I never thought there was such a thing as a straw bag I’d seriously consider splurging on, much less carrying to work, or that a bright blue patent leather bag existed that I’d ever even consider thinking of as “me.”
We can handle that kind of revelation. Further proof of some kind of transformation (or that someone else is actually writing these things): she actually praises staffer Noria Morales—a far cry from her harsh treatment of Jean Godfrey-June—and leads with a thoughtful-enough discussion about whether this month’s New Orleans shopping guide is insensitive.
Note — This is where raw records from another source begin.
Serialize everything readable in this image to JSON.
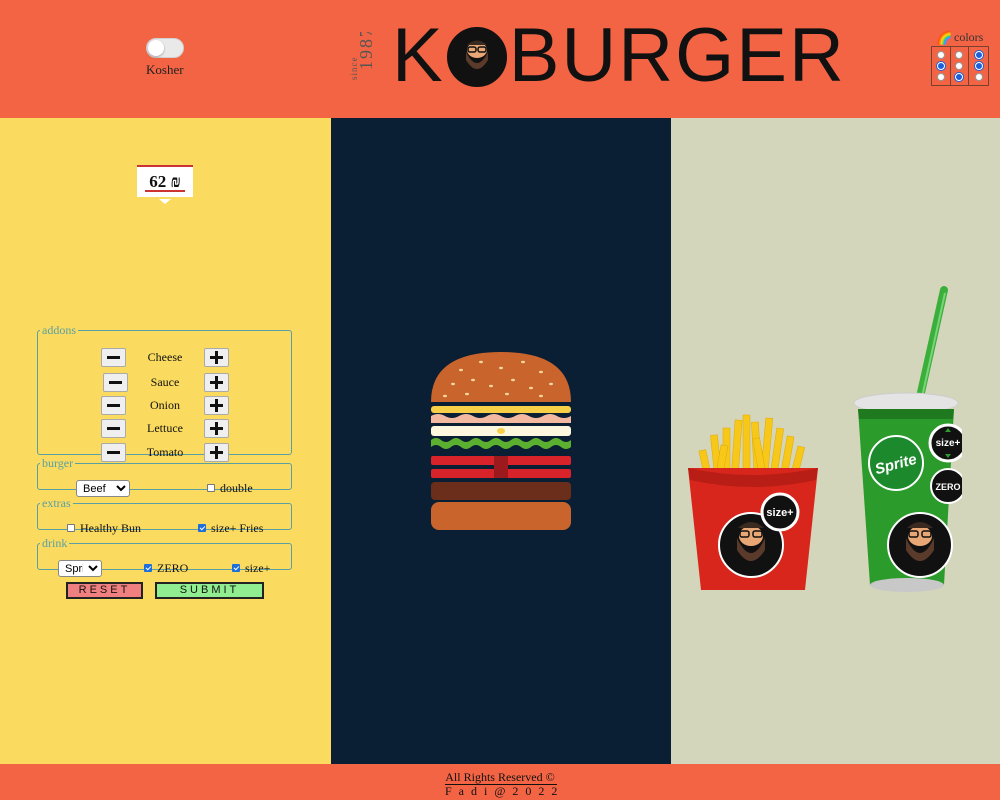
{
  "header": {
    "kosher_label": "Kosher",
    "kosher_on": false,
    "since_label": "since",
    "year": "1987",
    "brand_first": "K",
    "brand_rest": "BURGER",
    "colors_label": "colors",
    "colors_icon": "rainbow-icon",
    "colors_grid_selected": [
      [
        false,
        true,
        false
      ],
      [
        false,
        false,
        true
      ],
      [
        false,
        true,
        false
      ]
    ]
  },
  "price": {
    "value": "62 ₪"
  },
  "addons": {
    "legend": "addons",
    "items": [
      {
        "label": "Cheese"
      },
      {
        "label": "Sauce"
      },
      {
        "label": "Onion"
      },
      {
        "label": "Lettuce"
      },
      {
        "label": "Tomato"
      }
    ]
  },
  "burger": {
    "legend": "burger",
    "selected": "Beef",
    "double_label": "double",
    "double_checked": false
  },
  "extras": {
    "legend": "extras",
    "healthy_bun_label": "Healthy Bun",
    "healthy_bun_checked": false,
    "size_fries_label": "size+ Fries",
    "size_fries_checked": true
  },
  "drink": {
    "legend": "drink",
    "selected": "Sprite",
    "zero_label": "ZERO",
    "zero_checked": true,
    "size_label": "size+",
    "size_checked": true
  },
  "buttons": {
    "reset": "RESET",
    "submit": "SUBMIT"
  },
  "fries_badge": "size+",
  "drink_badges": {
    "brand": "Sprite",
    "size": "size+",
    "zero": "ZERO"
  },
  "footer": {
    "line1": "All Rights Reserved ©",
    "line2": "Fadi@2022"
  },
  "colors": {
    "header_bg": "#f26444",
    "left_bg": "#fadb5f",
    "mid_bg": "#0a1f33",
    "right_bg": "#d4d6bb",
    "reset_bg": "#f08080",
    "submit_bg": "#90ee90"
  }
}
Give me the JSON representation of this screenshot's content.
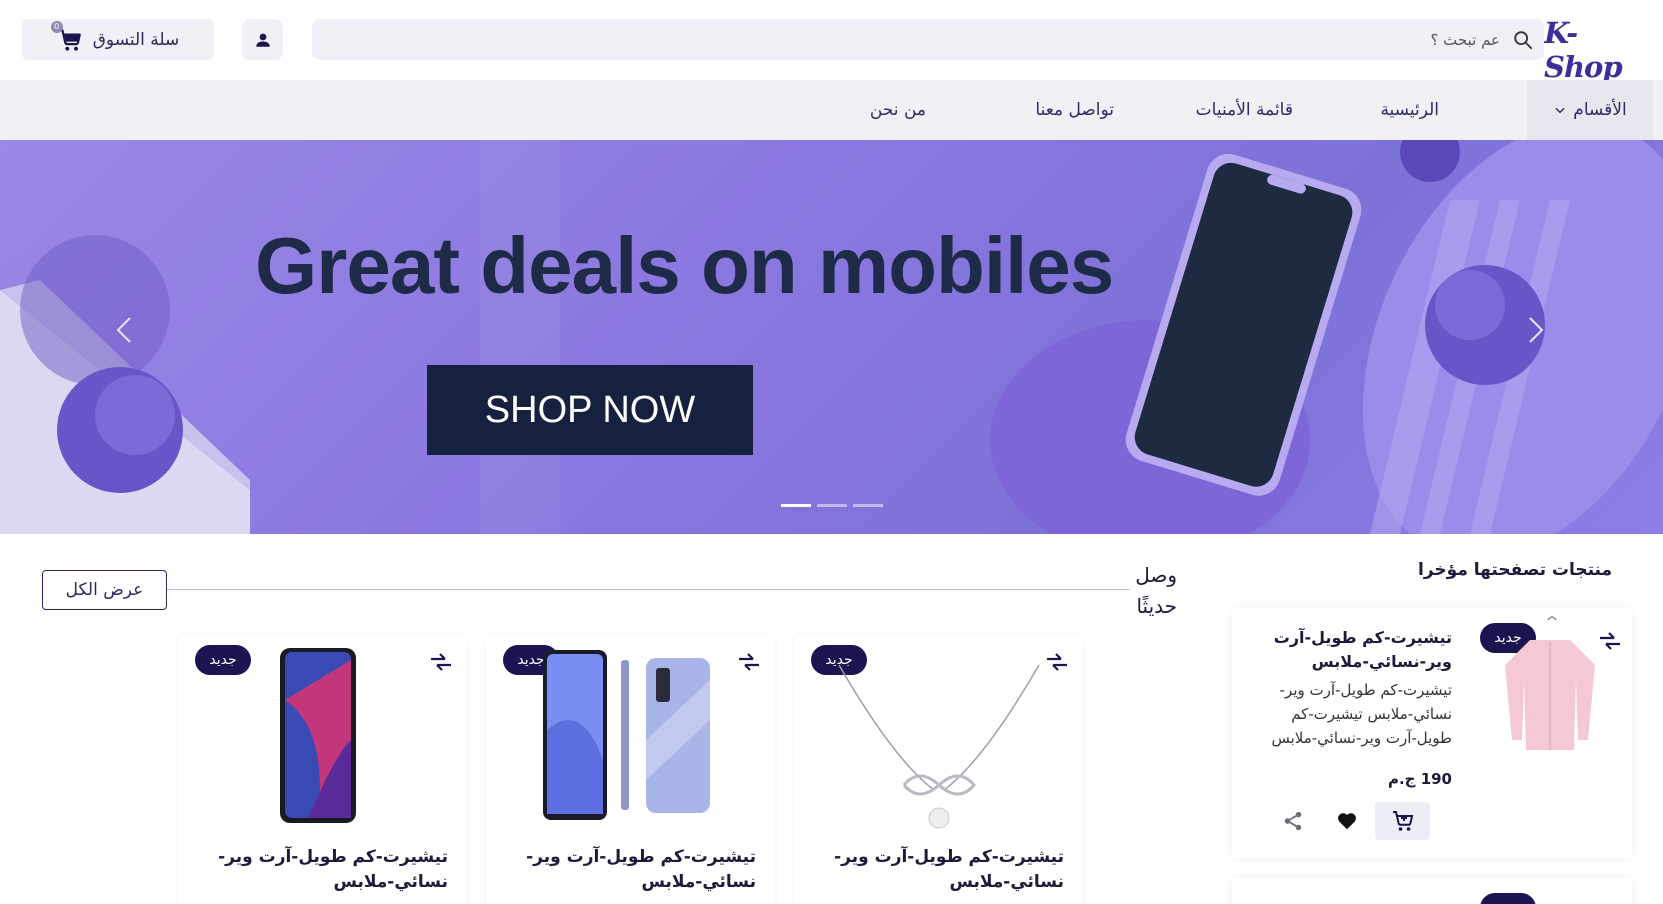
{
  "header": {
    "logo": "K-Shop",
    "search_placeholder": "عم تبحث ؟",
    "cart_label": "سلة التسوق",
    "cart_count": "0"
  },
  "nav": {
    "categories": "الأقسام",
    "home": "الرئيسية",
    "wishlist": "قائمة الأمنيات",
    "contact": "تواصل معنا",
    "about": "من نحن"
  },
  "banner": {
    "title": "Great deals on mobiles",
    "button": "SHOP NOW",
    "slides_total": 3,
    "active_slide": 1
  },
  "new_arrivals": {
    "title": "وصل حديثًا",
    "view_all": "عرض الكل",
    "products": [
      {
        "name": "تيشيرت-كم طويل-آرت وير-نسائي-ملابس",
        "badge": "جديد",
        "image": "necklace"
      },
      {
        "name": "تيشيرت-كم طويل-آرت وير-نسائي-ملابس",
        "badge": "جديد",
        "image": "phone-pair"
      },
      {
        "name": "تيشيرت-كم طويل-آرت وير-نسائي-ملابس",
        "badge": "جديد",
        "image": "phone-single"
      }
    ]
  },
  "recent": {
    "title": "منتجات تصفحتها مؤخرا",
    "item": {
      "name": "تيشيرت-كم طويل-آرت وير-نسائي-ملابس",
      "description": "تيشيرت-كم طويل-آرت وير-نسائي-ملابس تيشيرت-كم طويل-آرت وير-نسائي-ملابس",
      "price": "190 ج.م",
      "badge": "جديد"
    }
  },
  "colors": {
    "brand": "#3a2f9b",
    "badge": "#1a1550",
    "banner": "#8b78e0",
    "button_dark": "#162140"
  }
}
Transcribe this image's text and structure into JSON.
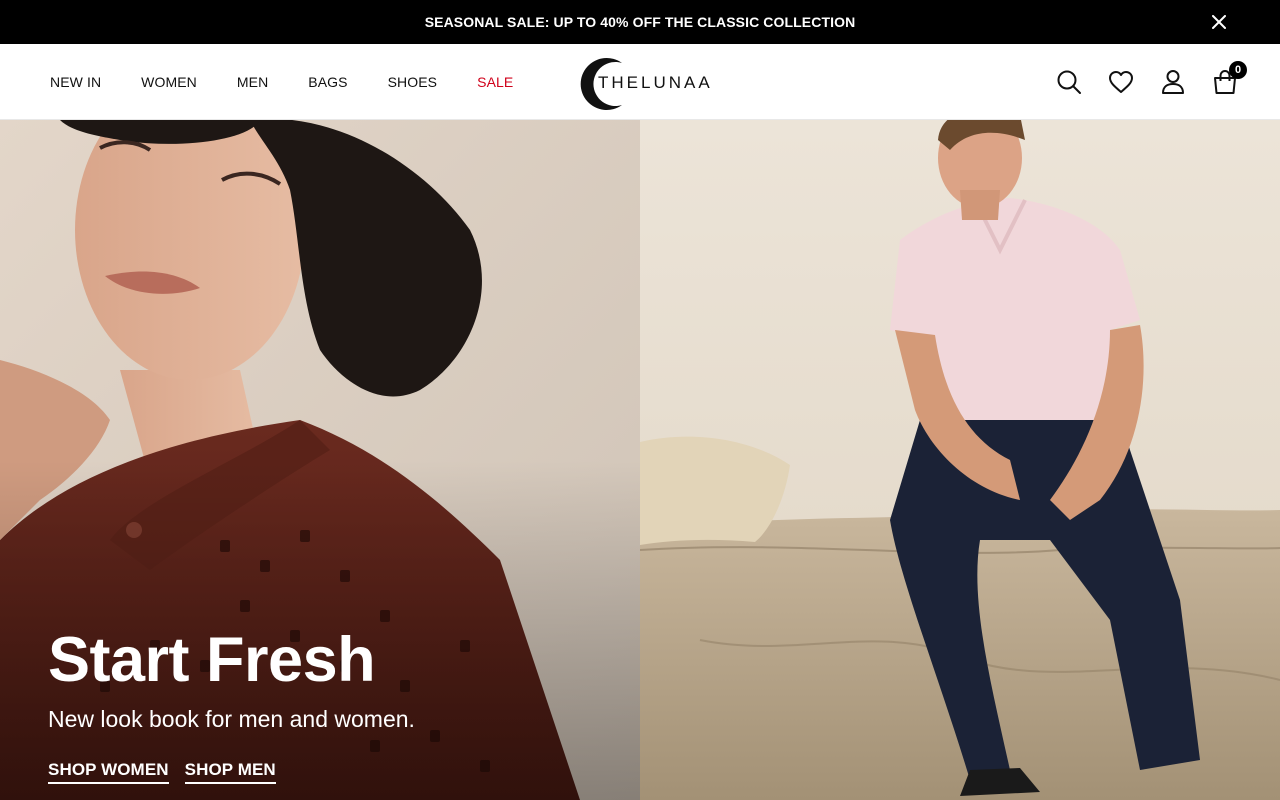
{
  "announcement": {
    "text": "SEASONAL SALE: UP TO 40% OFF THE CLASSIC COLLECTION",
    "close_icon": "close-icon"
  },
  "nav": {
    "items": [
      {
        "label": "NEW IN"
      },
      {
        "label": "WOMEN"
      },
      {
        "label": "MEN"
      },
      {
        "label": "BAGS"
      },
      {
        "label": "SHOES"
      },
      {
        "label": "SALE",
        "color": "#d0021b"
      }
    ]
  },
  "logo": {
    "text": "THELUNAA"
  },
  "header_icons": {
    "search": "search-icon",
    "wishlist": "heart-icon",
    "account": "user-icon",
    "cart": "shopping-bag-icon",
    "cart_count": "0"
  },
  "hero": {
    "title": "Start Fresh",
    "subtitle": "New look book for men and women.",
    "links": [
      "SHOP WOMEN",
      "SHOP MEN"
    ],
    "left_image": "woman in brown eyelet shirt with curly hair",
    "right_image": "man in pink polo and navy trousers sitting on stone ledge"
  },
  "colors": {
    "announcement_bg": "#000000",
    "sale_red": "#d0021b",
    "text": "#111111"
  }
}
Then there’s the language: though dicey confabs like “vintagey,” “fashiony,” and “drapey” do squeak through, this issue is largely lacking the cloying language we’ve railed against. We aren’t in love with “plant-y” or “organic-phile,” but at least we understand what they mean, which is a vast improvement over “just statement-y enough.” We’re still puzzling over that one.
No, we haven’t completely abandoned our standards—we didn’t appreciate everything about this issue. For instance:
• Was it really necessary to use “gleamy” five different times? (See for yourself: pages 76, 129, 233, and 267, and “gleamiest” on 240.)
• If they’re going to feature real women so prominently (see “Real-Life Sunscreen Prescriptions,” “Real Ways to Wear Dresses,” “Four Girls, One Wrap Skirt,” “Lucky Girl”), couldn’t they find at least one who doesn’t closely approximate a professional model? Seriously, Kim: put a size-12 woman in one of these reader-oriented features.
• Jean Godfrey-June bores us.
• And another story about layering? Yawn. Plus we’re feeling a bit of cognitive dissonance about a model wearing four layers above the waist with bare legs. Put some tights on!
Still, we’re nitpicking. And even if Kim and company never top this issue, we won’t really mind. The only thing we love more than a good issue of Lucky is a terrible one.